Maclovio Sanchez was born on May 21, 1931 in San Luis, Colorado, to Estevan and Emily Sanchez. He was baptized at Most Precious Blood Parish in San Luis, Colorado, on June 2, 1931 and grew up in Walsenberg, Colorado.  He graduated from St. Mary’s High School in Wasenberg.

On April 24, 1954, he married Mary Frances Marquez at Holy Rosary Parish in Denver.  Over the 65 years of their marriage, the couple was blessed with three children: Martin, Debra and Joshua. They also had numerous grandchildren and great grandchildren.

In Denver, Max worked for Midwest Liquor Company, delivering products to the area stores. But his love was directed towards the poor communities in the metro area.  Max was vice chairman of the Coalition for the Westside Betterment and President of the St. Vincent de Paul Society Food Bank. He and his wife were also very involved in the parish at St. Joseph’s.

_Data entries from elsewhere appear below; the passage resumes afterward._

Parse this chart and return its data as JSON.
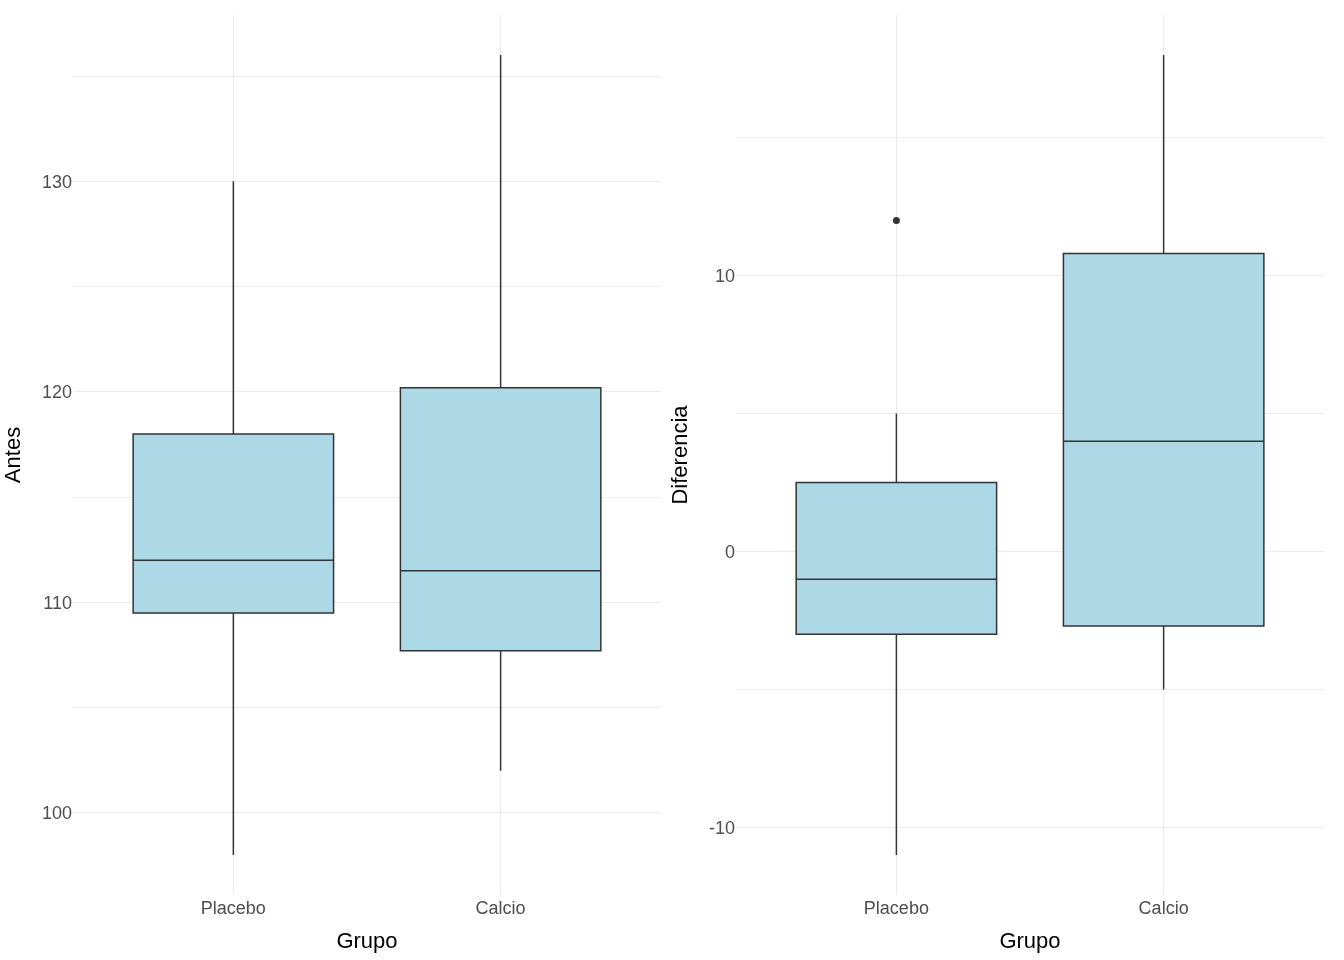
{
  "chart_data": [
    {
      "type": "box",
      "xlabel": "Grupo",
      "ylabel": "Antes",
      "categories": [
        "Placebo",
        "Calcio"
      ],
      "color": "#add8e6",
      "boxes": [
        {
          "low": 98,
          "q1": 109.5,
          "median": 112,
          "q3": 118,
          "high": 130
        },
        {
          "low": 102,
          "q1": 107.7,
          "median": 111.5,
          "q3": 120.2,
          "high": 136
        }
      ],
      "ylim": [
        96.1,
        137.9
      ],
      "yticks": [
        100,
        110,
        120,
        130,
        {
          "value": 105,
          "label": null
        },
        {
          "value": 115,
          "label": null
        },
        {
          "value": 125,
          "label": null
        },
        {
          "value": 135,
          "label": null
        }
      ],
      "grid": true
    },
    {
      "type": "box",
      "xlabel": "Grupo",
      "ylabel": "Diferencia",
      "categories": [
        "Placebo",
        "Calcio"
      ],
      "color": "#add8e6",
      "boxes": [
        {
          "low": -11,
          "q1": -3,
          "median": -1,
          "q3": 2.5,
          "high": 5,
          "outliers": [
            12
          ]
        },
        {
          "low": -5,
          "q1": -2.7,
          "median": 4,
          "q3": 10.8,
          "high": 18
        }
      ],
      "ylim": [
        -12.45,
        19.45
      ],
      "yticks": [
        -10,
        0,
        10,
        {
          "value": -5,
          "label": null
        },
        {
          "value": 5,
          "label": null
        },
        {
          "value": 15,
          "label": null
        }
      ],
      "grid": true
    }
  ]
}
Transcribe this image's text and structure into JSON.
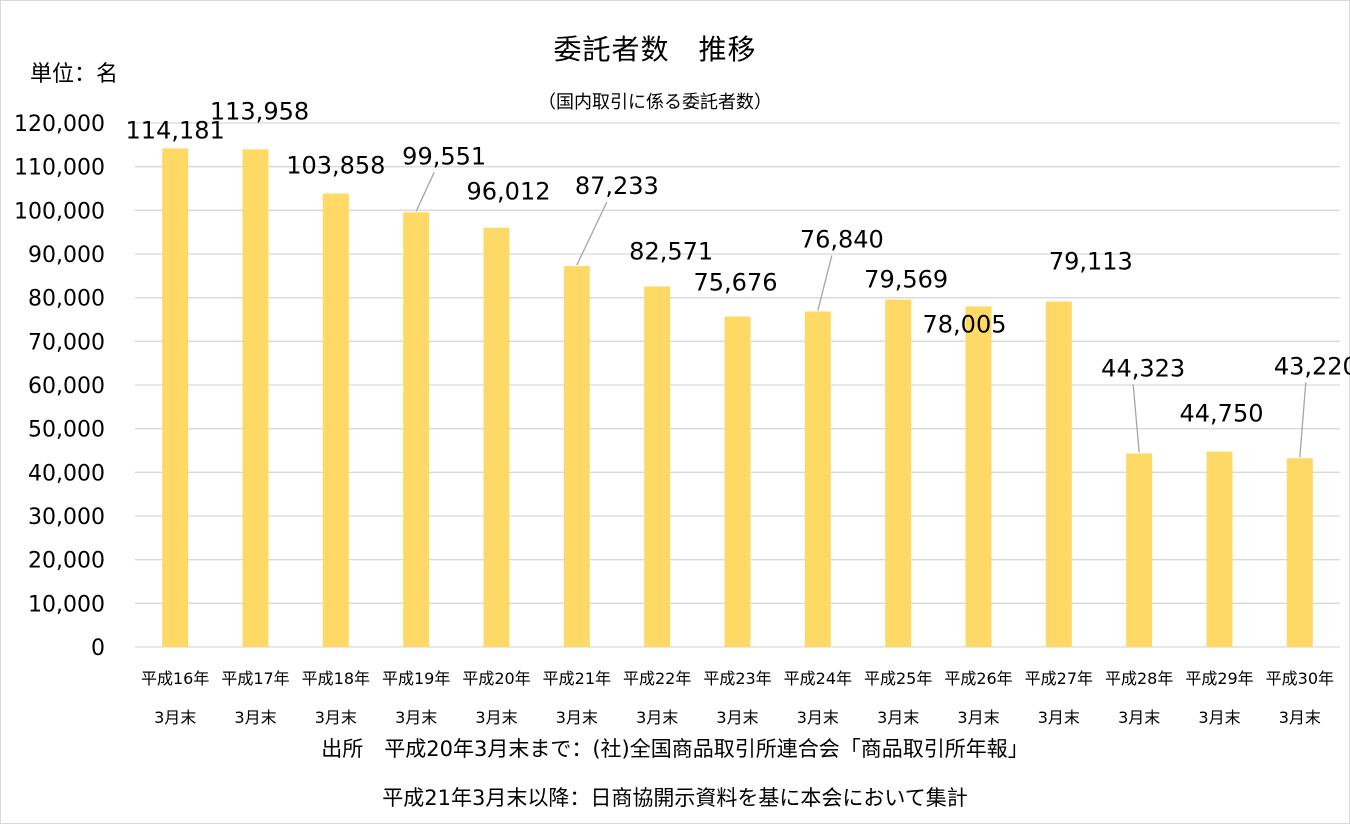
{
  "chart_data": {
    "type": "bar",
    "title": "委託者数　推移",
    "subtitle": "（国内取引に係る委託者数）",
    "unit_label": "単位：名",
    "categories": [
      {
        "line1": "平成16年",
        "line2": "3月末"
      },
      {
        "line1": "平成17年",
        "line2": "3月末"
      },
      {
        "line1": "平成18年",
        "line2": "3月末"
      },
      {
        "line1": "平成19年",
        "line2": "3月末"
      },
      {
        "line1": "平成20年",
        "line2": "3月末"
      },
      {
        "line1": "平成21年",
        "line2": "3月末"
      },
      {
        "line1": "平成22年",
        "line2": "3月末"
      },
      {
        "line1": "平成23年",
        "line2": "3月末"
      },
      {
        "line1": "平成24年",
        "line2": "3月末"
      },
      {
        "line1": "平成25年",
        "line2": "3月末"
      },
      {
        "line1": "平成26年",
        "line2": "3月末"
      },
      {
        "line1": "平成27年",
        "line2": "3月末"
      },
      {
        "line1": "平成28年",
        "line2": "3月末"
      },
      {
        "line1": "平成29年",
        "line2": "3月末"
      },
      {
        "line1": "平成30年",
        "line2": "3月末"
      }
    ],
    "values": [
      114181,
      113958,
      103858,
      99551,
      96012,
      87233,
      82571,
      75676,
      76840,
      79569,
      78005,
      79113,
      44323,
      44750,
      43220
    ],
    "value_labels": [
      "114,181",
      "113,958",
      "103,858",
      "99,551",
      "96,012",
      "87,233",
      "82,571",
      "75,676",
      "76,840",
      "79,569",
      "78,005",
      "79,113",
      "44,323",
      "44,750",
      "43,220"
    ],
    "ylim": [
      0,
      120000
    ],
    "y_ticks": [
      {
        "value": 0,
        "label": "0"
      },
      {
        "value": 10000,
        "label": "10,000"
      },
      {
        "value": 20000,
        "label": "20,000"
      },
      {
        "value": 30000,
        "label": "30,000"
      },
      {
        "value": 40000,
        "label": "40,000"
      },
      {
        "value": 50000,
        "label": "50,000"
      },
      {
        "value": 60000,
        "label": "60,000"
      },
      {
        "value": 70000,
        "label": "70,000"
      },
      {
        "value": 80000,
        "label": "80,000"
      },
      {
        "value": 90000,
        "label": "90,000"
      },
      {
        "value": 100000,
        "label": "100,000"
      },
      {
        "value": 110000,
        "label": "110,000"
      },
      {
        "value": 120000,
        "label": "120,000"
      }
    ],
    "grid": true,
    "legend": "none",
    "bar_color": "#ffd966",
    "grid_color": "#d9d9d9",
    "source_lines": [
      "出所　平成20年3月末まで：(社)全国商品取引所連合会「商品取引所年報」",
      "平成21年3月末以降：日商協開示資料を基に本会において集計"
    ]
  }
}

On March 22, 1975, Maclovio was ordained a deacon at the Cathedral Basilica of the Immaculate Conception by Archbishop James Casey. This was only the second class of men ordained in the archdiocese at the time. He was immediately assigned to St. Joseph’s Parish where he also conducted numerous Spanish Missions and served at the Westside Action Center. Retiring from ministry in 1993, he continued to serve at St. Joseph’s Parish as long as his health would allow.

“Deacon Max reached out into the peripheries and brought the lost back into the Church,” said Deacon Joseph Donohoe, Director of Deacon Personnel. “We have been blessed to have such a dedicated Cleric and Servant of the Church in Denver.”